The news that Jesus had conquered death was historical dynamite. Within forty years after the Crucifixion, the church took root throughout the Roman world, and within two hundred years, Christianity began to challenge official paganism for supremacy. Although unaided by the sword and frequently opposed by official persecution, propagation of the new faith was accomplished at a speed with few historical parallels. Surely, it would be strange if the amazing growth of the church had no impetus at the beginning except the shameful death of its founder.

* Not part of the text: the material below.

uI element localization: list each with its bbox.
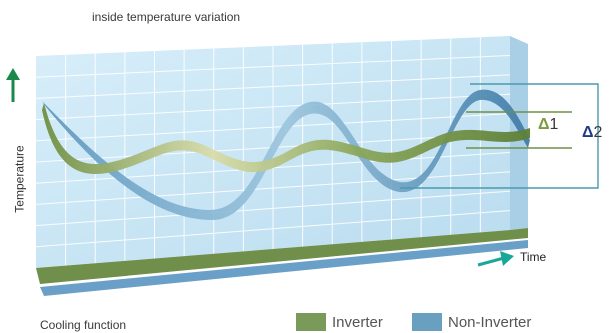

In fact, the growth of the church sprang from the actual resurrection of Christ from the dead. Today, at the beginning of the third millennium after Christ, the church worldwide is no longer growing. Instead of growing, it is faltering. Why? Because we have lost the zeal of the early church. Despite greater obstacles than we face, they went forth boldly to preach the gospel to all nations. That was the mission Jesus had given them. But the efforts of the modern church to reach the world near at hand and the world far away have become feeble. God help us if we do not recover a passion to proclaim the risen Christ.